The film also challenges assumptions about authenticity in sports performance. Athletes are expected to conceal pain from spectators and opponents, particularly in elite competition where visible weakness can become strategic disadvantage. Sound repeatedly betrays what the body attempts to hide. Groans, strained breathing, and bodily impacts expose exhaustion beneath the controlled surface of competition. Even when scenes are clearly reconstructed or staged for the camera, sound continues to function as evidence. The spectator trusts what they hear despite knowing that the cinematic environment has been carefully manipulated.
This tension culminates in the film’s most disturbing sequence: the reconstruction of a fatal fencing accident in which a sword pierces through a competitor’s mask. The event is recreated through digital simulations before cutting to the morgue containing the victim’s body. A formal hearing analyses audiovisual recordings to determine responsibility. Here, the technologies surrounding sport are revealed not as systems of protection but as systems of documentation. Cameras, microphones, and sensors cannot prevent tragedy, they merely capture it in ever greater detail.
The recurring video-game aesthetics reinforce the connection between sport, warfare, and simulation. Floating digital avatars, target systems, and virtual environments suggest that athletic competition increasingly resembles gamified combat. Military institutions have long used video-game technologies to train soldiers for real combat situations, just as sports technologies simulate precision and tactical behaviour. Bertelli collapses these distinctions, presenting sport, gaming, and warfare as interconnected systems of mediated violence.
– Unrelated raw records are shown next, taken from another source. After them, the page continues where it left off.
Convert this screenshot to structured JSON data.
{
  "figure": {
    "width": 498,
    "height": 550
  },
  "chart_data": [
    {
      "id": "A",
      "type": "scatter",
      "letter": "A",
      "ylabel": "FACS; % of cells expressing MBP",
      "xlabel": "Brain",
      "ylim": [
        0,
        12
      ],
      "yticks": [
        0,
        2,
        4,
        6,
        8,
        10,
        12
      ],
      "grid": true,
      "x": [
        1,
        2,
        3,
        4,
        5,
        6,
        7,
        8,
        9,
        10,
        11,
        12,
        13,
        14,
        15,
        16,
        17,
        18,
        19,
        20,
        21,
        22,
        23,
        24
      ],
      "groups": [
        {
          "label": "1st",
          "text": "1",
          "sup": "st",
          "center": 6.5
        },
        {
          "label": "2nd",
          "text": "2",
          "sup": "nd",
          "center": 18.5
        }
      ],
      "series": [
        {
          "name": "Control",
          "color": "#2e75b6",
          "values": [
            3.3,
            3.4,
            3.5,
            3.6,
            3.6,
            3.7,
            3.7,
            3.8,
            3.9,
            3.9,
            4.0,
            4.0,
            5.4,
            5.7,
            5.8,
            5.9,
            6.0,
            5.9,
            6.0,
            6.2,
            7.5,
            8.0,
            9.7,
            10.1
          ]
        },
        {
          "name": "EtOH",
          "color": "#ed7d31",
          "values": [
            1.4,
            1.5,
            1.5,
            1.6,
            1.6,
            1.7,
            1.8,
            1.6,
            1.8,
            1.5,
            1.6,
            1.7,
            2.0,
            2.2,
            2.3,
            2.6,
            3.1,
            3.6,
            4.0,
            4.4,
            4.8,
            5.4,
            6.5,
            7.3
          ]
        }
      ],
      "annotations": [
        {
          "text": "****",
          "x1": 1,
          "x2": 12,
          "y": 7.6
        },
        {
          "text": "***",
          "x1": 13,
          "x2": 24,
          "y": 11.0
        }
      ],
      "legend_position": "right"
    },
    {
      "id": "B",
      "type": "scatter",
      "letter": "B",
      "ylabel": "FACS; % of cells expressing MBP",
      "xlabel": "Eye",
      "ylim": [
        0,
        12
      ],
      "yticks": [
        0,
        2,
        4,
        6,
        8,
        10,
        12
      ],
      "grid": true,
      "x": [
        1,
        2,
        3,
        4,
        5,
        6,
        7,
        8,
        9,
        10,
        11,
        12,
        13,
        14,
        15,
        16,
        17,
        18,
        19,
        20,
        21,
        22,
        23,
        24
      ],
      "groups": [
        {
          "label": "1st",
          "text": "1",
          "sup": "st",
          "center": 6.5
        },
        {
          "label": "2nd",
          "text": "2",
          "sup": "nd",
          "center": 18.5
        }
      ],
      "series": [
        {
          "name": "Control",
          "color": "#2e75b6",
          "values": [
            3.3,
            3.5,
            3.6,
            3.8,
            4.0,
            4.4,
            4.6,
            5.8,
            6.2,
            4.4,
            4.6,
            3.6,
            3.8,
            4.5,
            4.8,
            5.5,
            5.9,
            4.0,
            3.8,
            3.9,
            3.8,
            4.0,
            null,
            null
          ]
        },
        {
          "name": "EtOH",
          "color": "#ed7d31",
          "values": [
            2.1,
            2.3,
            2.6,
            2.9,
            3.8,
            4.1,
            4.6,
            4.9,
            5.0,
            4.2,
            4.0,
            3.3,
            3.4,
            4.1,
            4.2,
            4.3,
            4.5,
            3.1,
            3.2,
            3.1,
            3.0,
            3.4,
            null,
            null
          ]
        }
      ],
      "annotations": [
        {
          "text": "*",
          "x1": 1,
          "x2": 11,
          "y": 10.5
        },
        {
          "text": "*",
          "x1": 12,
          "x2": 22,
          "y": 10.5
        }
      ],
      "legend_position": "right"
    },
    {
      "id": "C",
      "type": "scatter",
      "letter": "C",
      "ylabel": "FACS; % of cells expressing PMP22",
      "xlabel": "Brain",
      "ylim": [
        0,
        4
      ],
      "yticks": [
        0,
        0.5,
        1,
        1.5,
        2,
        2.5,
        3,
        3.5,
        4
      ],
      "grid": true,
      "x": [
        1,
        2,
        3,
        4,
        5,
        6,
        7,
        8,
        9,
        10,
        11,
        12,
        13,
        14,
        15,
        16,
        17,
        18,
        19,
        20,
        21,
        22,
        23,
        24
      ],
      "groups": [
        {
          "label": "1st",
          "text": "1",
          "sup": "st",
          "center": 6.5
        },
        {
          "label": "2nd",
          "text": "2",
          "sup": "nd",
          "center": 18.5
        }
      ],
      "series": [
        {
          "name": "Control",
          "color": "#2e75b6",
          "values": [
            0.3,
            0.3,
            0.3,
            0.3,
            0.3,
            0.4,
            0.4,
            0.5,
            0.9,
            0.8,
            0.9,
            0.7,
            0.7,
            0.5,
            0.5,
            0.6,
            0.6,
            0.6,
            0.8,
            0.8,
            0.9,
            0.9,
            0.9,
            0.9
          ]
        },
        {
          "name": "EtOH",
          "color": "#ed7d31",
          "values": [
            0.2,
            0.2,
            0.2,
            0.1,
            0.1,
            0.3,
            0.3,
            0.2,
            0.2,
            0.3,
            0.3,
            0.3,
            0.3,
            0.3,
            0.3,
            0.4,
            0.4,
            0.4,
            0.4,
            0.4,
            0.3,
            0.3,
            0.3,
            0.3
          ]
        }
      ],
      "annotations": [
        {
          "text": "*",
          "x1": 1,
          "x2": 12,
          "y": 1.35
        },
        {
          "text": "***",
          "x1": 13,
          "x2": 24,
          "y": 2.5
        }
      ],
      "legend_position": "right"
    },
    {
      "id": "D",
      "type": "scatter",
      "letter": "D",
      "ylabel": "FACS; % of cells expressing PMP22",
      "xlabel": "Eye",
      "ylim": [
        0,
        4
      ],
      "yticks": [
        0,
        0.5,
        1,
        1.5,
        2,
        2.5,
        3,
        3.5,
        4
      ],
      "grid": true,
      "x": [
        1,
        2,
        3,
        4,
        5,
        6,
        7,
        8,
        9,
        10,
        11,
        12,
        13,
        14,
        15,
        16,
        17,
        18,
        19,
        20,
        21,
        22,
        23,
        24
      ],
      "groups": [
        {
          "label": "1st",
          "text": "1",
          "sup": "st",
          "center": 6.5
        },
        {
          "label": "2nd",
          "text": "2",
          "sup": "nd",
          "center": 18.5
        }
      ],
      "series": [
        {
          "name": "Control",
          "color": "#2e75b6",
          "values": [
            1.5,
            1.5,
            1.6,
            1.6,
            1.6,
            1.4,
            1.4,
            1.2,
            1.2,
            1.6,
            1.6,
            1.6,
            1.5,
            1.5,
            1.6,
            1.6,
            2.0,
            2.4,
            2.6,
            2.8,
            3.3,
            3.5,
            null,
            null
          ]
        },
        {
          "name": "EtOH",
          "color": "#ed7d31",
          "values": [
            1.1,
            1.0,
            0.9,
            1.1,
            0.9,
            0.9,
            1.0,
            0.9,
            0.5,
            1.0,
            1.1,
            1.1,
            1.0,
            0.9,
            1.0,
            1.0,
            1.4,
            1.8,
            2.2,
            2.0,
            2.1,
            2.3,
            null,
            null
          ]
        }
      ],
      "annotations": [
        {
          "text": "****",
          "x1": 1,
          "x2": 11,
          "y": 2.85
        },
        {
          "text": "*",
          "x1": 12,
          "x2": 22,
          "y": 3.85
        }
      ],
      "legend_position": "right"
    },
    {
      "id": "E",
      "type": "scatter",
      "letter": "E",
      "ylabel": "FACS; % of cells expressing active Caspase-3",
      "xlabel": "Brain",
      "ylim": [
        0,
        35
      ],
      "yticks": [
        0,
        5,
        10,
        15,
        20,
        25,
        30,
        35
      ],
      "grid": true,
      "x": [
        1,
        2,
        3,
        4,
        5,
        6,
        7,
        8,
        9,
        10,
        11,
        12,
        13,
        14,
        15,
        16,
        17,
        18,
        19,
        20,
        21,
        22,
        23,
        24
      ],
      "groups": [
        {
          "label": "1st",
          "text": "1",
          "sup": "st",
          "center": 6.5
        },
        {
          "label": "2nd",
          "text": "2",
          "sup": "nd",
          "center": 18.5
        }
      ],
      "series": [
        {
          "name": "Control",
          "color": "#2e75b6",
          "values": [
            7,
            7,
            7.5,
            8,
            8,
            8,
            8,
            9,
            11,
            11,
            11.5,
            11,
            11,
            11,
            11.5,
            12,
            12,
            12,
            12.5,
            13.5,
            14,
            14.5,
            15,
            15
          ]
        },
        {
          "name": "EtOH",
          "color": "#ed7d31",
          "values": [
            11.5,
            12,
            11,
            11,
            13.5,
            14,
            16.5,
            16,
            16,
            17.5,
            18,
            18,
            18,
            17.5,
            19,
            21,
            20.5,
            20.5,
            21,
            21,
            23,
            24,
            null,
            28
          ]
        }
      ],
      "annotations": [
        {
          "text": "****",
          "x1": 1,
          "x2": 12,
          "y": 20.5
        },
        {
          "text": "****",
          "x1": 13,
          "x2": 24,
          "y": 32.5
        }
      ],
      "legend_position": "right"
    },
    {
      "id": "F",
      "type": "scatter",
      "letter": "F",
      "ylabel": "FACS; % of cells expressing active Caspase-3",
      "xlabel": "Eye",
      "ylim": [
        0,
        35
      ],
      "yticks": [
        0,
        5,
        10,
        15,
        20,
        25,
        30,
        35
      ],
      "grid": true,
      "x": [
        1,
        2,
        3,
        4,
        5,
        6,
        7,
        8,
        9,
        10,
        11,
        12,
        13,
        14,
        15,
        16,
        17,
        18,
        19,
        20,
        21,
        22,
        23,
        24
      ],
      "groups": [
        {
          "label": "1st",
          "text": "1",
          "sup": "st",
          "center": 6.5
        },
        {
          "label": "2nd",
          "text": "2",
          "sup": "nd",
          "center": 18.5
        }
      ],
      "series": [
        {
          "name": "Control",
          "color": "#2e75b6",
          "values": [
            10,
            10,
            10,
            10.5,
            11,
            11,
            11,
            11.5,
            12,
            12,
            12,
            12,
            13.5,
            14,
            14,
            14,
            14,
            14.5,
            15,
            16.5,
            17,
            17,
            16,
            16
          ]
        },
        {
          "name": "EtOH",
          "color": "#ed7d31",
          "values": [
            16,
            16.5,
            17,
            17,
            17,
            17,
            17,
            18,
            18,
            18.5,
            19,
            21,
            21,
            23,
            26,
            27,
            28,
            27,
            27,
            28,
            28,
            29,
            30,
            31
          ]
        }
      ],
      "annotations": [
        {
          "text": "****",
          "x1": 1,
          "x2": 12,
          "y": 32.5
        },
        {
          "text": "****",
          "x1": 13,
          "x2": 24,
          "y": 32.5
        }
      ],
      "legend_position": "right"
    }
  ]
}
One of the film’s most striking aspects is the absence of spectators. Competitions occur in near silence, without cheering crowds or collective excitement. The athletes seem to perform not for audiences but for cameras, microphones, and recording systems. Human spectatorship is replaced by technological observation. Even when an official insists to the suspended shooter that “there is no violence here,” the statement becomes absurd against the backdrop of bodily damage and constant surveillance structuring the entire film.As the final reflection in this series, Agon returns to many of the ethical concerns raised by the previous essays while moving them into a more extreme sensory register. If the discussion of Narrative explored the moral difficulty of looking at traumatic memory, and the Strehlow Collection foregrounded the importance of refusing visibility altogether, Bertelli’s film imagines the opposite condition: a world in which access is total and every sensation can be recorded, amplified, and replayed. The spectator no longer simply observes violence from a distance but inhabits it acoustically through technologies designed to intensify immersion. We hear too much, see too much, and yet remain unable to look away.